Laut Protokoll der Bundesregierung ist ein Staatsakt „Ausdruck höchster Würdigung von Anlässen oder Personen durch die obersten Repräsentanten des Gemeinwesens“. Das heißt im Klartext: Der Staat richtet die Feierlichkeiten aus und bezahlt sie. Zum Beispiel: öffentliches Trauerdefilee, Kranzniederlegung, Bundesadler und Nationalhymne. Die Entscheidung darüber, welche Trauerfeier in Schwarz-Rot-Gold angestrichen wird, ist in Deutschland Chefsache. Ausschließlich der Bundespräsident kann einen Staatsakt anordnen.
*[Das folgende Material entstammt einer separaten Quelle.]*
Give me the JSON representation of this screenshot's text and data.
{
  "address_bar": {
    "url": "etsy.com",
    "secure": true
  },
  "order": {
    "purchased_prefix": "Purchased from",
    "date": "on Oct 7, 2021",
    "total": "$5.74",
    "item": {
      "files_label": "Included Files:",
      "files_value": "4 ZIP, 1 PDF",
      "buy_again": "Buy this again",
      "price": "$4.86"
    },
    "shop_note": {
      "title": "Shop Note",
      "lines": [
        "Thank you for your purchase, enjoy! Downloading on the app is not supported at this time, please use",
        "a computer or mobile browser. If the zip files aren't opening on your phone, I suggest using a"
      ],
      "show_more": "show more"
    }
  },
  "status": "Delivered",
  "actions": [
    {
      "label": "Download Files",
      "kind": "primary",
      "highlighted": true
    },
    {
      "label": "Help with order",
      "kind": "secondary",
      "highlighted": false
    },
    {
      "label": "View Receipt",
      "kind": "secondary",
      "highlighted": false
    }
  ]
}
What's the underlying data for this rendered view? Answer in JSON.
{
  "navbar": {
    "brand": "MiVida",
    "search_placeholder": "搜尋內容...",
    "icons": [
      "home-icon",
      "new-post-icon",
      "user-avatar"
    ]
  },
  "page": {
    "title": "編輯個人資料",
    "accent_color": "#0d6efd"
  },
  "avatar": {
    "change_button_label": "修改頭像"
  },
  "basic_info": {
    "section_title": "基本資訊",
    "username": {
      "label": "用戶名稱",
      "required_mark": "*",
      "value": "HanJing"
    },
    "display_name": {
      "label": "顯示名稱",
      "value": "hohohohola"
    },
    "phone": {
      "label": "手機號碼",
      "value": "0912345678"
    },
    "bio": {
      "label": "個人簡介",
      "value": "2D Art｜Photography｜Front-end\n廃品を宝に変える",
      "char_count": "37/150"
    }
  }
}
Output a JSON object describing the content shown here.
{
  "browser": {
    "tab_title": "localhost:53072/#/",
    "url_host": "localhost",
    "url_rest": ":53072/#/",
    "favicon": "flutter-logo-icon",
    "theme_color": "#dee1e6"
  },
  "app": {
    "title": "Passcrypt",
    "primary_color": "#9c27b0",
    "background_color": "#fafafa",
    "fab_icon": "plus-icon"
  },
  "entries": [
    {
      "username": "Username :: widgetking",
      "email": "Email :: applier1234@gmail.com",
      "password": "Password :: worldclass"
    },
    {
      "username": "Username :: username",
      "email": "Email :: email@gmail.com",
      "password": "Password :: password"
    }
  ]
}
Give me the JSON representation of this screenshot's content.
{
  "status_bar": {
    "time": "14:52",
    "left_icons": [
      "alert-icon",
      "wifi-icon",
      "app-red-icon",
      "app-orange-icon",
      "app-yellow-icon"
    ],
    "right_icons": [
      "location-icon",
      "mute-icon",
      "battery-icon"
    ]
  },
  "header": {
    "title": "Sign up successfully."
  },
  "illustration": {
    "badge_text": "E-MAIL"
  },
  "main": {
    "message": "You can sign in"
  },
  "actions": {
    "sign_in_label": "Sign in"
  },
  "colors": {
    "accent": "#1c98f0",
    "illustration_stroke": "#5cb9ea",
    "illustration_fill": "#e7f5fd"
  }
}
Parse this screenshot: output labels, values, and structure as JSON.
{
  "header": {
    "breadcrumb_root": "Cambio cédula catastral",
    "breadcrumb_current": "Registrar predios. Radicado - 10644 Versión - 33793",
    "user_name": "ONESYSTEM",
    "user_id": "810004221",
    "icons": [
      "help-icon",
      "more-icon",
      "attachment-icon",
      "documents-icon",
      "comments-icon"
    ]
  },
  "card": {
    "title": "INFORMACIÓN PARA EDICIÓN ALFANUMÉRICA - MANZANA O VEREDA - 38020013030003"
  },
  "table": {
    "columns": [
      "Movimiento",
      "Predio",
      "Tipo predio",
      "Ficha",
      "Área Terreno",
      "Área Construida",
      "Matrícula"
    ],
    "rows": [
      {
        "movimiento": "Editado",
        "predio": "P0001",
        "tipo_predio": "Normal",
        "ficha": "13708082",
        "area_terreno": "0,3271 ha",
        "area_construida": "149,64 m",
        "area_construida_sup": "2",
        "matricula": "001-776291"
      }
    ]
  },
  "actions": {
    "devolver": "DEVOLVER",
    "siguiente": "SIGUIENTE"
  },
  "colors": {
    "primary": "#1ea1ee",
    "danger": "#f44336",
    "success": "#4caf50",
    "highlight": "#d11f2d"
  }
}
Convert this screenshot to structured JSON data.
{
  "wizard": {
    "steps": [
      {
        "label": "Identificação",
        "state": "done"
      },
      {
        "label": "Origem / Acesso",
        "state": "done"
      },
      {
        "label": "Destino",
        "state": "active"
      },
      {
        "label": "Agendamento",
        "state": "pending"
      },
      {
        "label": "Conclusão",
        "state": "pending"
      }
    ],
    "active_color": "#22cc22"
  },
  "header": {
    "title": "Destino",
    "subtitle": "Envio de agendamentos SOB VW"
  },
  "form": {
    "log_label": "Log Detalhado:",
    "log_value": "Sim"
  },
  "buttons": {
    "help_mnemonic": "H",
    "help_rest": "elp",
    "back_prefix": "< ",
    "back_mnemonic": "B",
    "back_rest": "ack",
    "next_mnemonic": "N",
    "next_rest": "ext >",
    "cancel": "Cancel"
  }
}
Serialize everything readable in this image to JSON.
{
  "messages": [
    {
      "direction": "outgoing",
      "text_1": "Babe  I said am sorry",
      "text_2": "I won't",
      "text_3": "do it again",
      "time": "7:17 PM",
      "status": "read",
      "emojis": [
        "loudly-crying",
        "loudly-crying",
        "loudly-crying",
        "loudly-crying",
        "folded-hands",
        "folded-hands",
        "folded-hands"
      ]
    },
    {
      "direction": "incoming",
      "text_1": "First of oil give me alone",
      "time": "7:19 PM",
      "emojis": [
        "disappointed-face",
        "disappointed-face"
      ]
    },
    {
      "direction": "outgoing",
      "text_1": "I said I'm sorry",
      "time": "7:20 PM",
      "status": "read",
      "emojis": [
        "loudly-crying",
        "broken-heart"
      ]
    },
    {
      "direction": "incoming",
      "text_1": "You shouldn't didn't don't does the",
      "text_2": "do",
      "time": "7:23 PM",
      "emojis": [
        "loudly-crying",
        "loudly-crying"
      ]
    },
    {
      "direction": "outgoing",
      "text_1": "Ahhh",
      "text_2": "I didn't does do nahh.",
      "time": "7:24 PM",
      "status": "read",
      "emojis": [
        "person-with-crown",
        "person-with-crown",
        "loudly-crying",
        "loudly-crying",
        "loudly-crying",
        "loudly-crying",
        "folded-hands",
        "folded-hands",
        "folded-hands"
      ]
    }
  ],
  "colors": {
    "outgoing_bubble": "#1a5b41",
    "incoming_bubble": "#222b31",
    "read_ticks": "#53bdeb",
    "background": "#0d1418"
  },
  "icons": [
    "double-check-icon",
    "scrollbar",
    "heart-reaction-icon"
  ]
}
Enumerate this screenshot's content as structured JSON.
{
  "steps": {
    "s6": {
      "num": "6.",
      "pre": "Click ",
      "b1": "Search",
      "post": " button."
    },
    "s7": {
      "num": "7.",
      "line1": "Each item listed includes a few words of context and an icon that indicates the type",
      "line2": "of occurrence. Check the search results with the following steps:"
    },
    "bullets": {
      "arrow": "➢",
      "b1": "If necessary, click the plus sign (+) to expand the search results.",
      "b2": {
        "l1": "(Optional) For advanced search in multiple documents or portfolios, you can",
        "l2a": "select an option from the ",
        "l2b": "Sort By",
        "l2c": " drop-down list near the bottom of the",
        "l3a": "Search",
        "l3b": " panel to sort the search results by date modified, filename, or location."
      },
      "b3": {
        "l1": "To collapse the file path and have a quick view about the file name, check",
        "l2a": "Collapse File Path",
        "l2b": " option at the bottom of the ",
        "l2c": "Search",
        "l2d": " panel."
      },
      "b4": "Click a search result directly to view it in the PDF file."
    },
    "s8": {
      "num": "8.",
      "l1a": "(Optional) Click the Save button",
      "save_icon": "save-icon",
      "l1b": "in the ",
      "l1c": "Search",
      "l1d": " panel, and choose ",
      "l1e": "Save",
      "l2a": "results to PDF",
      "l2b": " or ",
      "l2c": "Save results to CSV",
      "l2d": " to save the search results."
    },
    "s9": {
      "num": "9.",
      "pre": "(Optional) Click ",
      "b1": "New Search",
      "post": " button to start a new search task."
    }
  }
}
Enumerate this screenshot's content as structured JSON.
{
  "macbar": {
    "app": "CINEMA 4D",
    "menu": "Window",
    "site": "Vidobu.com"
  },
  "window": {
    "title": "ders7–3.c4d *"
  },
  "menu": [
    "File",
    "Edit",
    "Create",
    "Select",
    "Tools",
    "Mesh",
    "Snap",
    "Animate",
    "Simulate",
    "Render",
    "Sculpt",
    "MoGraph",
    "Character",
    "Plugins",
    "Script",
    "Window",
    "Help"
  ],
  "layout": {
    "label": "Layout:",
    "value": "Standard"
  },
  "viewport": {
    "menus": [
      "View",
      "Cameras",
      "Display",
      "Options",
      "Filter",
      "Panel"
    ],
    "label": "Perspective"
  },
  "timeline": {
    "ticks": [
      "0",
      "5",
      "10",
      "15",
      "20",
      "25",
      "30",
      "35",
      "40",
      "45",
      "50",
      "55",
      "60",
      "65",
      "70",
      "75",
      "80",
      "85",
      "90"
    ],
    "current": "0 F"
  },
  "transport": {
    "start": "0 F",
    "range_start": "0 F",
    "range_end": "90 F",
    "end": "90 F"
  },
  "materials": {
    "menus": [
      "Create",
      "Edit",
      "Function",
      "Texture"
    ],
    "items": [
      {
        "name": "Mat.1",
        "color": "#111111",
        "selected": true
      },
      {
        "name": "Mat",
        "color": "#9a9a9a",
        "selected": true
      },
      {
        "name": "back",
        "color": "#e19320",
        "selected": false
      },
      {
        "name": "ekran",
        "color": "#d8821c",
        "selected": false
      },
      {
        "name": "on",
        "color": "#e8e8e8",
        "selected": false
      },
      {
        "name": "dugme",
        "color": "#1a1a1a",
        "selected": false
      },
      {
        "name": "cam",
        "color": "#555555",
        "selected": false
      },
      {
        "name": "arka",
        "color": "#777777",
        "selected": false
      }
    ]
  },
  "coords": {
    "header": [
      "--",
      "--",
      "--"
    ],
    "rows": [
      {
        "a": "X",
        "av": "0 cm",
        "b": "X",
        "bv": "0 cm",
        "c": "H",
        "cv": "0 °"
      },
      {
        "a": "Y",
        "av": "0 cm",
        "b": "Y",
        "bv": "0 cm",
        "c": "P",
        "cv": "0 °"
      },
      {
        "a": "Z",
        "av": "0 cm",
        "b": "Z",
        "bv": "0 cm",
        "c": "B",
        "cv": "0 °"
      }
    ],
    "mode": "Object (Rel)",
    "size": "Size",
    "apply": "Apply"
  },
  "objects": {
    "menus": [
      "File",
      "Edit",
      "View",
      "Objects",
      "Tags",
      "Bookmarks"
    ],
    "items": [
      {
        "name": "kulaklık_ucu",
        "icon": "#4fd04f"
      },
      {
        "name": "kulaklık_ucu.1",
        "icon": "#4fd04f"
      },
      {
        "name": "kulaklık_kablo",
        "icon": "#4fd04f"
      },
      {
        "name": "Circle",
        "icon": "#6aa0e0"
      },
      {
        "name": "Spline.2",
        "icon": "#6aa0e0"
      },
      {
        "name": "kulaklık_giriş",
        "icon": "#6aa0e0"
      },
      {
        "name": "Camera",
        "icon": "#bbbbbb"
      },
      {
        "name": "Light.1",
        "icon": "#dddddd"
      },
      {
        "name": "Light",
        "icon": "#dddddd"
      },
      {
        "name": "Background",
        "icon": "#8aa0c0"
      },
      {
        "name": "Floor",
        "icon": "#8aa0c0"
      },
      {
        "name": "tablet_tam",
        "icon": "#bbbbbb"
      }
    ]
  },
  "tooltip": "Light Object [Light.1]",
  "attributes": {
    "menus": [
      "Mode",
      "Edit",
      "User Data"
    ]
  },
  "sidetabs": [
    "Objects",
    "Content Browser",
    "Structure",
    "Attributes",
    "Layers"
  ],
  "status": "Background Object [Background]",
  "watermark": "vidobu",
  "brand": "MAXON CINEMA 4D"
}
Die Durchführung übernimmt in der Regel das Innenministerium.

Über die Volksnähe und die demokratische Legitimierung des Staatsakts kann man streiten. Bis jetzt wurde die Ehrung vor allem der bundesrepublikanischen Politikelite zuteil; ehemaligen Präsidenten, Kanzlern und Ministern.

So zum Beispiel auch 1972 Heinrich Lübke, dem umstrittenen ehemaligen Bundespräsidenten, der mehr durch NS-Verstrickungen und rhe­to­ri­sche Stolperer aufgefallen war denn durch politische Verdienste: Trauerstaatsakt im Plenarsaal des deutschen Bundestages Bonn, Staatsbegräbnis in Enkhausen im Sauerland. Oder 1988 dem CDU-Kanzler Kurt ­Georg Kiesinger, ebenfalls viel kritisiert wegen seiner Nazi-Vergangenheit: Trauerstaatsakt in der Domkirche St. Eberhard Stuttgart, Staatsbegräbnis in Tübingen.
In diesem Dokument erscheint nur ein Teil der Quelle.